What a difference eight months make. At the Conservative party conference in October, the prime minister announced his plan for a high-wage economy. Last week, against a backdrop of rail strikes and thousands of unionised workers marching in London, he called for wage restraint. This placid-sounding term belies reality: wage restraint would mean workers accepting sharply falling pay given rocketing prices.
In the short term, inflation – most of which is caused by the rising prices of imported goods such as energy, food, metal and other commodities – poses a real cost to the UK economy that can’t be wished away. If firms expect prices to keep rising, this could become a self-reinforcing cycle. But it is the wealthiest who should be shouldering this cost. Meanwhile the government needs to get to work on unhooking our economy from fossil fuels and building resilient supply chains that would prevent inflationary episodes like this in the longer term.
Johnson’s call on workers to show restraint is a moral argument. It implies that workers must accept a huge hit to their living standards and their ability to save for the future in order to avoid runaway inflation – for the good of us all.

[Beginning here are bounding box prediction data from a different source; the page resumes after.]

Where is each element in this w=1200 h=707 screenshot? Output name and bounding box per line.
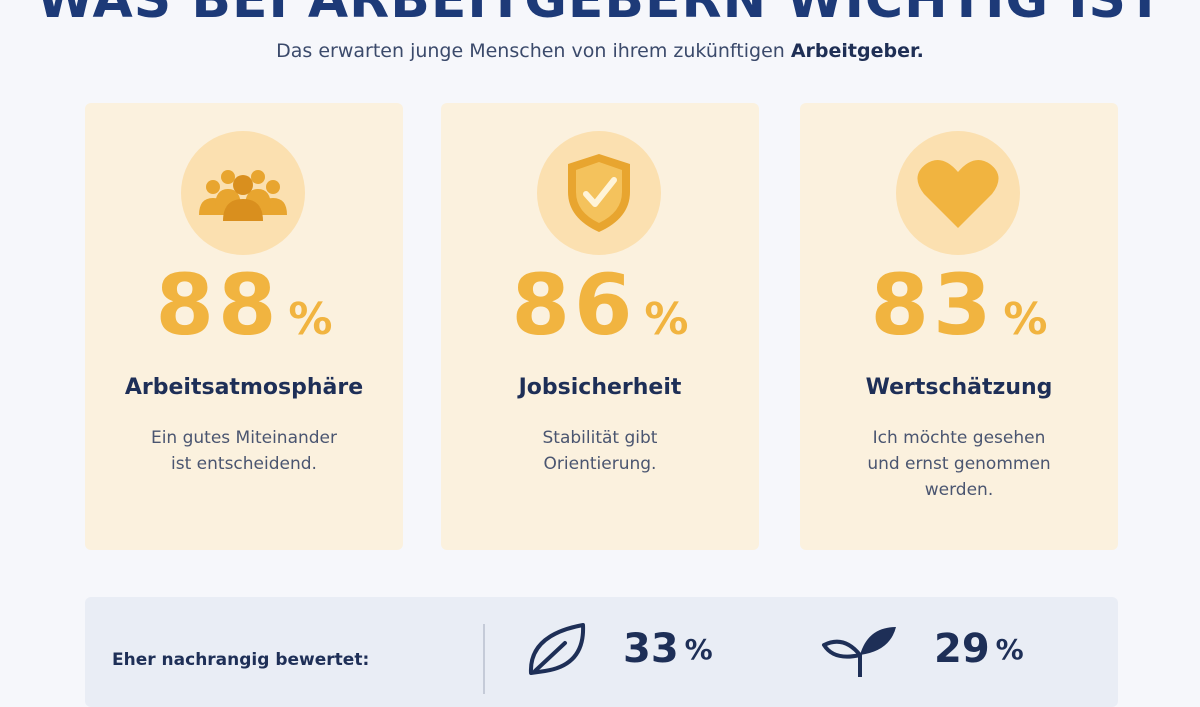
secondary-label: Eher nachrangig bewertet: xyxy=(112,650,370,670)
card-wertschaetzung: 83% Wertschätzung Ich möchte gesehen und… xyxy=(800,103,1118,550)
percentage-unit: % xyxy=(644,294,689,345)
secondary-stat: 33% xyxy=(525,621,713,677)
secondary-panel: Eher nachrangig bewertet: 33% 29% xyxy=(85,597,1118,707)
card-description: Stabilität gibt Orientierung. xyxy=(461,425,739,477)
leaf-icon xyxy=(528,623,586,675)
subtitle-text: Das erwarten junge Menschen von ihrem zu… xyxy=(276,40,791,62)
card-heading: Jobsicherheit xyxy=(518,375,682,400)
secondary-stat: 29% xyxy=(820,621,1024,677)
stat-unit: % xyxy=(684,632,713,666)
percentage: 86% xyxy=(441,263,759,347)
page-title: WAS BEI ARBEITGEBERN WICHTIG IST xyxy=(36,0,1164,30)
desc-line: und ernst genommen xyxy=(867,454,1051,474)
card-arbeitsatmosphaere: 88% Arbeitsatmosphäre Ein gutes Miteinan… xyxy=(85,103,403,550)
page-subtitle: Das erwarten junge Menschen von ihrem zu… xyxy=(0,40,1200,62)
plant-sprout-icon xyxy=(822,627,896,677)
icon-badge xyxy=(896,131,1020,255)
stat-value: 29 xyxy=(934,626,990,672)
subtitle-emphasis: Arbeitgeber. xyxy=(790,40,924,62)
icon-badge xyxy=(181,131,305,255)
group-people-icon xyxy=(199,170,287,221)
icon-badge xyxy=(537,131,661,255)
percentage-unit: % xyxy=(288,294,333,345)
card-heading: Wertschätzung xyxy=(865,375,1053,400)
card-jobsicherheit: 86% Jobsicherheit Stabilität gibt Orient… xyxy=(441,103,759,550)
card-heading: Arbeitsatmosphäre xyxy=(124,375,364,400)
percentage: 88% xyxy=(85,263,403,347)
desc-line: ist entscheidend. xyxy=(171,454,317,474)
desc-line: Ein gutes Miteinander xyxy=(150,428,338,448)
percentage-value: 86 xyxy=(511,256,637,354)
stat-value: 33 xyxy=(623,626,679,672)
heart-icon xyxy=(917,159,999,228)
card-description: Ich möchte gesehen und ernst genommen we… xyxy=(820,425,1098,503)
desc-line: Stabilität gibt xyxy=(542,428,658,448)
desc-line: Ich möchte gesehen xyxy=(872,428,1046,448)
percentage-value: 83 xyxy=(870,256,996,354)
stat-unit: % xyxy=(995,632,1024,666)
percentage-value: 88 xyxy=(155,256,281,354)
divider xyxy=(483,624,485,694)
card-description: Ein gutes Miteinander ist entscheidend. xyxy=(105,425,383,477)
percentage-unit: % xyxy=(1003,294,1048,345)
desc-line: Orientierung. xyxy=(543,454,657,474)
desc-line: werden. xyxy=(924,480,994,500)
percentage: 83% xyxy=(800,263,1118,347)
shield-check-icon xyxy=(568,154,630,232)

This moral duty is unequally distributed. Johnson hasn’t been asking business executives and their shareholders to show restraint in the profits they generate, or how these are distributed. While state pensioners will see their incomes rise in line with inflation, pay for experienced teachers had already been squeezed by 8% between 2007 and 2021. Overall, the Bank of England expects household disposable income to fall by 1.75% in 2022 – the second largest fall since records began in 1964.